I smile, leaning against the doorframe. “Yeah. Not so great on the receiving end, is it?”

“Maybe we should all just shut up,” she grumbles.

The door behind me bursts open, knocking me forward. A member of the camera crew, a young guy with an ironically skeevy mustache, reaches out to catch me as I stumble forward.

“Oh, shit, I’m sorry!”

I wave him away, catching my footing before I eat floor with my face. “It’s fine. I’m fine.”

“Are you Lilly?”

“Yeah.”

“The one who refuses to go on camera?”

I shrug irreverently. “It’s what I’m famous for.”

His eyes dart to the producer behind me. “Can you talk her into it?”

“Don’t you think I tried?” she fires back, uninterested.

“We all tried,” Rona tells him.

He backs out of the doorway, looking to the right at someone out of view. “Nah, she’s not going to, but maybe you can convince her.”

I hear a chuckle, low and vibrant. Unnervingly familiar.

“I doubt that, man, but I’ll try.”

My body goes cold. “No fucking way.”

Rona stands in my peripheral, taking a step toward me. “Lilly, what’s – Oh, my God.”

The doorframe fills with him. It’s nearly too small, everything in the world seemingly inadequate in his presence. Nothing is bright enough, large enough, fast enough to keep up with him.

With the pulsing presence of Colt Avery.

He smiles when he spots me. It’s crooked, one side of his mouth rising higher than the other. It makes me feel like I’m tilting. Falling.

“What’s up, Hendricks?”

“No.”

His body jerks with a silent chuckle, his smile widening. “What?”

I open my mouth to speak, but nothing comes out. I don’t know what I want to say, not exactly. I’m too stunned by the fact that he’s here, live and in the flesh. In my world. My normal, average, everyday world that looks Technicolor bright with him standing in it.

I wasn’t supposed to see him again. What the hell is happening?

A cameraman moves behind him. He’s filming this, and I’m in the shot.

I shake my head at him. “You can’t use any of this. I haven’t signed the waiver.”

Colt glances behind himself at the camera. “Yeah, they told me about that.” He turns back to me, his smile going smug. “What’s the matter? You don’t want to be famous?”

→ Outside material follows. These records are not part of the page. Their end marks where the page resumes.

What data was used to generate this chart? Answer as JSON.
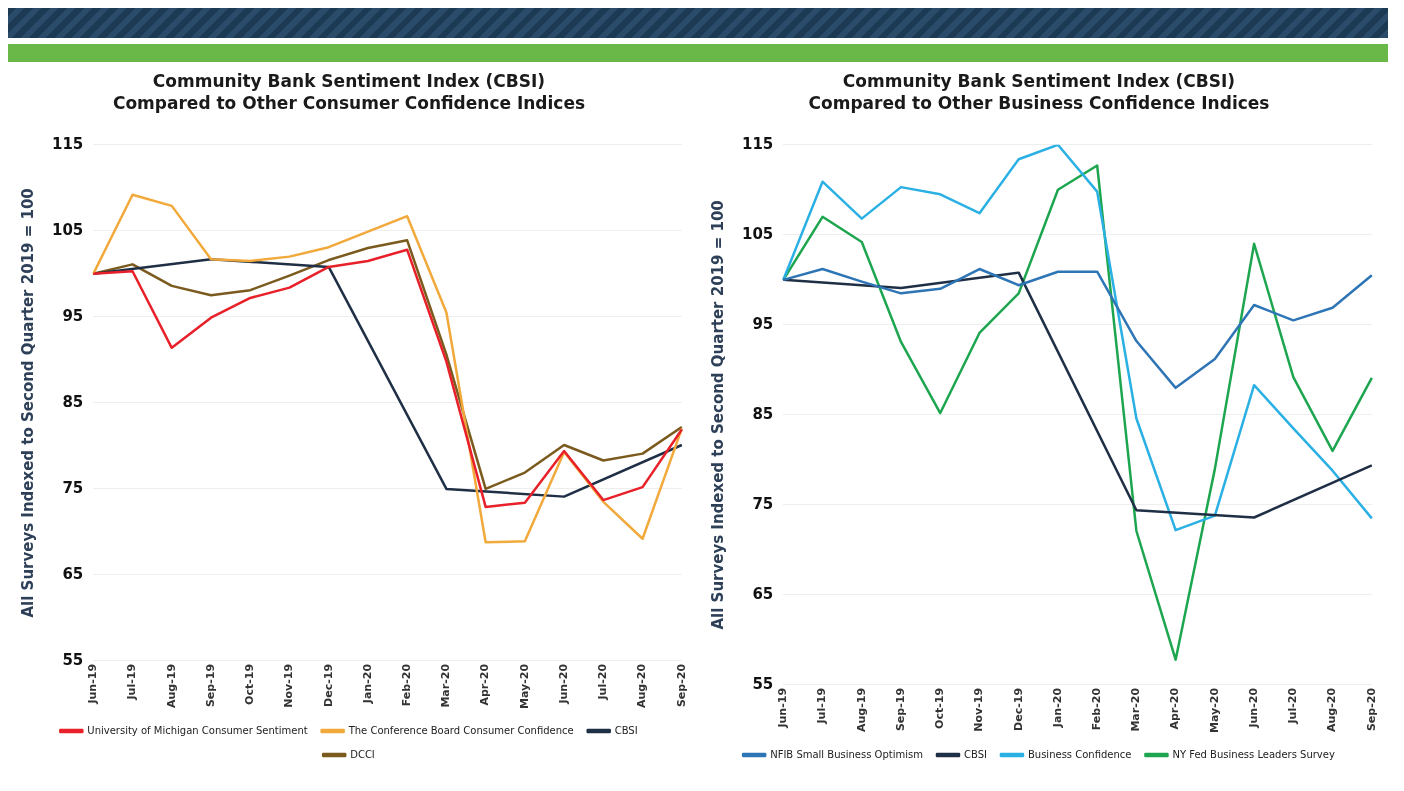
{
  "chart_data": [
    {
      "type": "line",
      "title": "Community Bank Sentiment Index (CBSI)",
      "subtitle": "Compared to Other Consumer Confidence Indices",
      "ylabel": "All Surveys Indexed to Second Quarter 2019 = 100",
      "categories": [
        "Jun-19",
        "Jul-19",
        "Aug-19",
        "Sep-19",
        "Oct-19",
        "Nov-19",
        "Dec-19",
        "Jan-20",
        "Feb-20",
        "Mar-20",
        "Apr-20",
        "May-20",
        "Jun-20",
        "Jul-20",
        "Aug-20",
        "Sep-20"
      ],
      "series": [
        {
          "name": "University of Michigan Consumer Sentiment",
          "color": "#e8202a",
          "values": [
            100,
            100.3,
            91.4,
            94.9,
            97.2,
            98.4,
            100.8,
            101.5,
            102.8,
            89.8,
            72.9,
            73.4,
            79.4,
            73.7,
            75.2,
            81.9
          ]
        },
        {
          "name": "The Conference Board Consumer Confidence",
          "color": "#f2a93b",
          "values": [
            100,
            109.2,
            107.9,
            101.7,
            101.5,
            102,
            103.1,
            104.9,
            106.7,
            95.5,
            68.8,
            68.9,
            79.3,
            73.5,
            69.2,
            82
          ]
        },
        {
          "name": "CBSI",
          "color": "#1f2f46",
          "values": [
            100,
            null,
            null,
            101.7,
            null,
            null,
            100.8,
            null,
            null,
            75,
            null,
            null,
            74.1,
            null,
            null,
            80.1
          ]
        },
        {
          "name": "DCCI",
          "color": "#7b5a1e",
          "values": [
            100,
            101.1,
            98.6,
            97.5,
            98.1,
            99.8,
            101.6,
            103,
            103.9,
            90.6,
            75,
            76.9,
            80.1,
            78.3,
            79.1,
            82.2
          ]
        }
      ],
      "ylim": [
        55,
        115
      ],
      "yticks": [
        55,
        65,
        75,
        85,
        95,
        105,
        115
      ],
      "grid": "y",
      "legend": "bottom",
      "marker": "none",
      "line_style": "solid"
    },
    {
      "type": "line",
      "title": "Community Bank Sentiment Index (CBSI)",
      "subtitle": "Compared to Other Business Confidence Indices",
      "ylabel": "All Surveys Indexed to Second Quarter 2019 = 100",
      "categories": [
        "Jun-19",
        "Jul-19",
        "Aug-19",
        "Sep-19",
        "Oct-19",
        "Nov-19",
        "Dec-19",
        "Jan-20",
        "Feb-20",
        "Mar-20",
        "Apr-20",
        "May-20",
        "Jun-20",
        "Jul-20",
        "Aug-20",
        "Sep-20"
      ],
      "series": [
        {
          "name": "NFIB Small Business Optimism",
          "color": "#2e75b6",
          "values": [
            100,
            101.2,
            99.8,
            98.5,
            99,
            101.2,
            99.4,
            100.9,
            100.9,
            93.2,
            88,
            91.2,
            97.2,
            95.5,
            96.9,
            100.5
          ]
        },
        {
          "name": "CBSI",
          "color": "#1f2f46",
          "values": [
            100,
            null,
            null,
            99.1,
            null,
            null,
            100.8,
            null,
            null,
            74.4,
            null,
            null,
            73.6,
            null,
            null,
            79.4
          ]
        },
        {
          "name": "Business Confidence",
          "color": "#2bb0e4",
          "values": [
            100,
            110.9,
            106.8,
            110.3,
            109.5,
            107.4,
            113.4,
            115,
            109.8,
            84.6,
            72.2,
            73.8,
            88.3,
            83.5,
            78.8,
            73.5
          ]
        },
        {
          "name": "NY Fed Business Leaders Survey",
          "color": "#1da64f",
          "values": [
            100,
            107,
            104.2,
            93.1,
            85.2,
            94.1,
            98.5,
            110,
            112.7,
            72.1,
            57.8,
            79,
            104,
            89.2,
            81,
            89.1
          ]
        }
      ],
      "ylim": [
        55,
        115
      ],
      "yticks": [
        55,
        65,
        75,
        85,
        95,
        105,
        115
      ],
      "grid": "y",
      "legend": "bottom",
      "marker": "none",
      "line_style": "solid"
    }
  ]
}
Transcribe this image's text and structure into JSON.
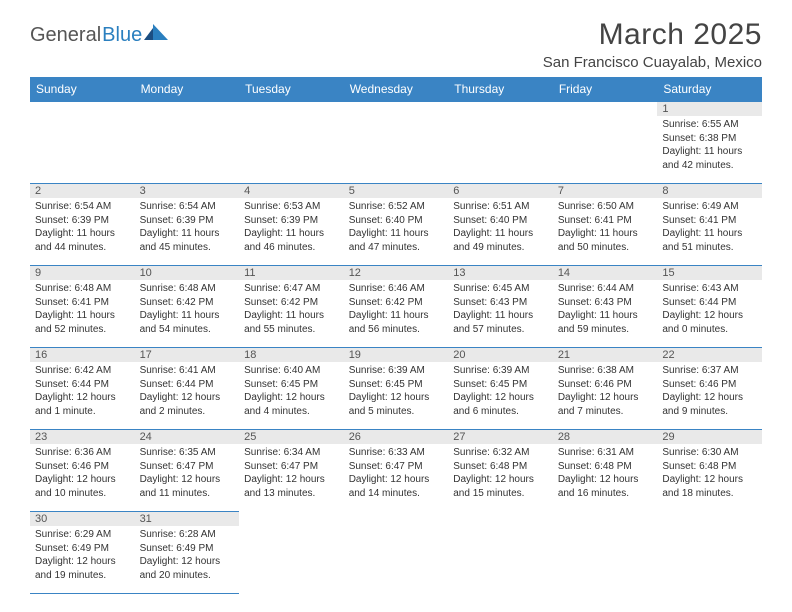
{
  "logo": {
    "part1": "General",
    "part2": "Blue"
  },
  "title": "March 2025",
  "location": "San Francisco Cuayalab, Mexico",
  "colors": {
    "header_bg": "#3a84c4",
    "header_text": "#ffffff",
    "daynum_bg": "#e9e9e9",
    "border": "#3a84c4",
    "title_color": "#444444",
    "body_text": "#333333",
    "logo_blue": "#2a7fbf",
    "logo_gray": "#555555",
    "background": "#ffffff"
  },
  "daysOfWeek": [
    "Sunday",
    "Monday",
    "Tuesday",
    "Wednesday",
    "Thursday",
    "Friday",
    "Saturday"
  ],
  "weeks": [
    [
      null,
      null,
      null,
      null,
      null,
      null,
      {
        "d": "1",
        "sr": "6:55 AM",
        "ss": "6:38 PM",
        "dl": "11 hours and 42 minutes."
      }
    ],
    [
      {
        "d": "2",
        "sr": "6:54 AM",
        "ss": "6:39 PM",
        "dl": "11 hours and 44 minutes."
      },
      {
        "d": "3",
        "sr": "6:54 AM",
        "ss": "6:39 PM",
        "dl": "11 hours and 45 minutes."
      },
      {
        "d": "4",
        "sr": "6:53 AM",
        "ss": "6:39 PM",
        "dl": "11 hours and 46 minutes."
      },
      {
        "d": "5",
        "sr": "6:52 AM",
        "ss": "6:40 PM",
        "dl": "11 hours and 47 minutes."
      },
      {
        "d": "6",
        "sr": "6:51 AM",
        "ss": "6:40 PM",
        "dl": "11 hours and 49 minutes."
      },
      {
        "d": "7",
        "sr": "6:50 AM",
        "ss": "6:41 PM",
        "dl": "11 hours and 50 minutes."
      },
      {
        "d": "8",
        "sr": "6:49 AM",
        "ss": "6:41 PM",
        "dl": "11 hours and 51 minutes."
      }
    ],
    [
      {
        "d": "9",
        "sr": "6:48 AM",
        "ss": "6:41 PM",
        "dl": "11 hours and 52 minutes."
      },
      {
        "d": "10",
        "sr": "6:48 AM",
        "ss": "6:42 PM",
        "dl": "11 hours and 54 minutes."
      },
      {
        "d": "11",
        "sr": "6:47 AM",
        "ss": "6:42 PM",
        "dl": "11 hours and 55 minutes."
      },
      {
        "d": "12",
        "sr": "6:46 AM",
        "ss": "6:42 PM",
        "dl": "11 hours and 56 minutes."
      },
      {
        "d": "13",
        "sr": "6:45 AM",
        "ss": "6:43 PM",
        "dl": "11 hours and 57 minutes."
      },
      {
        "d": "14",
        "sr": "6:44 AM",
        "ss": "6:43 PM",
        "dl": "11 hours and 59 minutes."
      },
      {
        "d": "15",
        "sr": "6:43 AM",
        "ss": "6:44 PM",
        "dl": "12 hours and 0 minutes."
      }
    ],
    [
      {
        "d": "16",
        "sr": "6:42 AM",
        "ss": "6:44 PM",
        "dl": "12 hours and 1 minute."
      },
      {
        "d": "17",
        "sr": "6:41 AM",
        "ss": "6:44 PM",
        "dl": "12 hours and 2 minutes."
      },
      {
        "d": "18",
        "sr": "6:40 AM",
        "ss": "6:45 PM",
        "dl": "12 hours and 4 minutes."
      },
      {
        "d": "19",
        "sr": "6:39 AM",
        "ss": "6:45 PM",
        "dl": "12 hours and 5 minutes."
      },
      {
        "d": "20",
        "sr": "6:39 AM",
        "ss": "6:45 PM",
        "dl": "12 hours and 6 minutes."
      },
      {
        "d": "21",
        "sr": "6:38 AM",
        "ss": "6:46 PM",
        "dl": "12 hours and 7 minutes."
      },
      {
        "d": "22",
        "sr": "6:37 AM",
        "ss": "6:46 PM",
        "dl": "12 hours and 9 minutes."
      }
    ],
    [
      {
        "d": "23",
        "sr": "6:36 AM",
        "ss": "6:46 PM",
        "dl": "12 hours and 10 minutes."
      },
      {
        "d": "24",
        "sr": "6:35 AM",
        "ss": "6:47 PM",
        "dl": "12 hours and 11 minutes."
      },
      {
        "d": "25",
        "sr": "6:34 AM",
        "ss": "6:47 PM",
        "dl": "12 hours and 13 minutes."
      },
      {
        "d": "26",
        "sr": "6:33 AM",
        "ss": "6:47 PM",
        "dl": "12 hours and 14 minutes."
      },
      {
        "d": "27",
        "sr": "6:32 AM",
        "ss": "6:48 PM",
        "dl": "12 hours and 15 minutes."
      },
      {
        "d": "28",
        "sr": "6:31 AM",
        "ss": "6:48 PM",
        "dl": "12 hours and 16 minutes."
      },
      {
        "d": "29",
        "sr": "6:30 AM",
        "ss": "6:48 PM",
        "dl": "12 hours and 18 minutes."
      }
    ],
    [
      {
        "d": "30",
        "sr": "6:29 AM",
        "ss": "6:49 PM",
        "dl": "12 hours and 19 minutes."
      },
      {
        "d": "31",
        "sr": "6:28 AM",
        "ss": "6:49 PM",
        "dl": "12 hours and 20 minutes."
      },
      null,
      null,
      null,
      null,
      null
    ]
  ],
  "labels": {
    "sunrise": "Sunrise:",
    "sunset": "Sunset:",
    "daylight": "Daylight:"
  }
}
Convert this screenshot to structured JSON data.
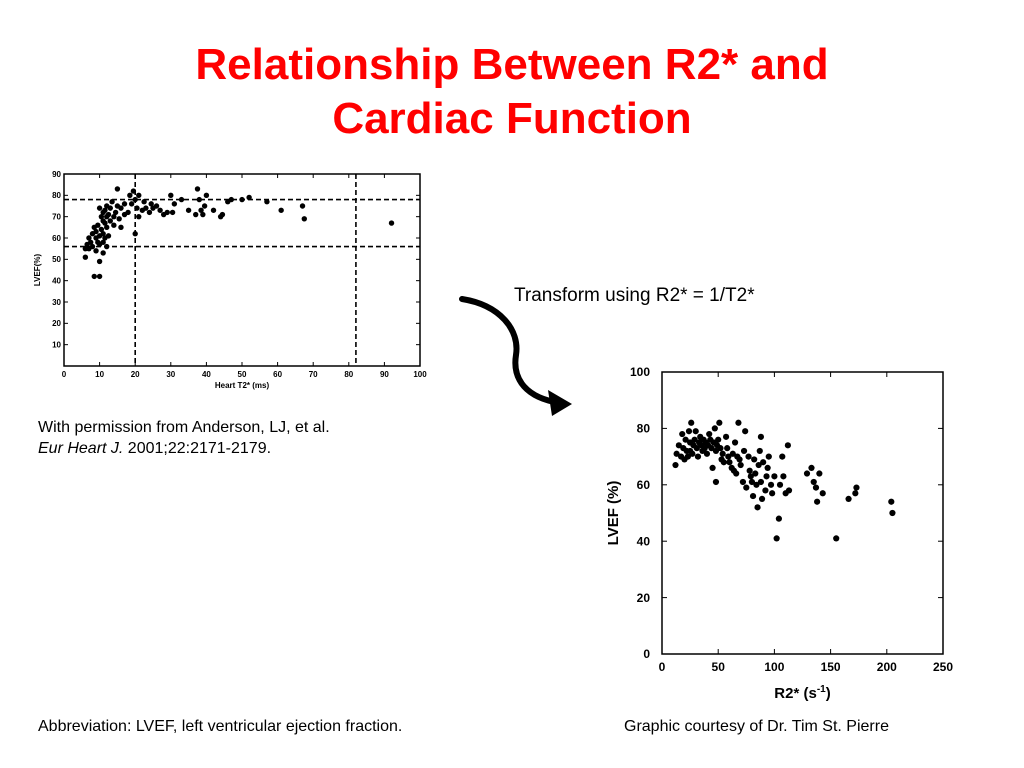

“The store is closed right now,” I tell him, ignoring his question. “How did you get in?”

“For real?”

“Because you’re
famous
?” I ask dryly.

“It has its perks. You should try it.” He steps around me, his hand outstretched. “You must be Rona.”

Rona is nicer than I am. Most people are. She smiles at him pleasantly, shaking his hand and managing to look only mildly star struck. “Yeah. I’m— yeah. Nice to meet you.”

“Colt,” he supplies unnecessarily, at least having the decency to pretend we don’t all know his name and nearly every contour of his naked body. “Good to meet you. I love the store. Your cake was the best part of the party yesterday.”

Rona flushes pink all the way to the roots of her hair. “That’s amazing. Thank you.”

The makeup artist offers her hand next. “Kendra,” she purrs.

He nods, taking her hand only briefly.

He introduces himself to the producer next. Sandra. That’s her name. He’s charming when he greets her, effortlessly dropping the sexy act in favor of the boy next door show. She absolutely eats it up.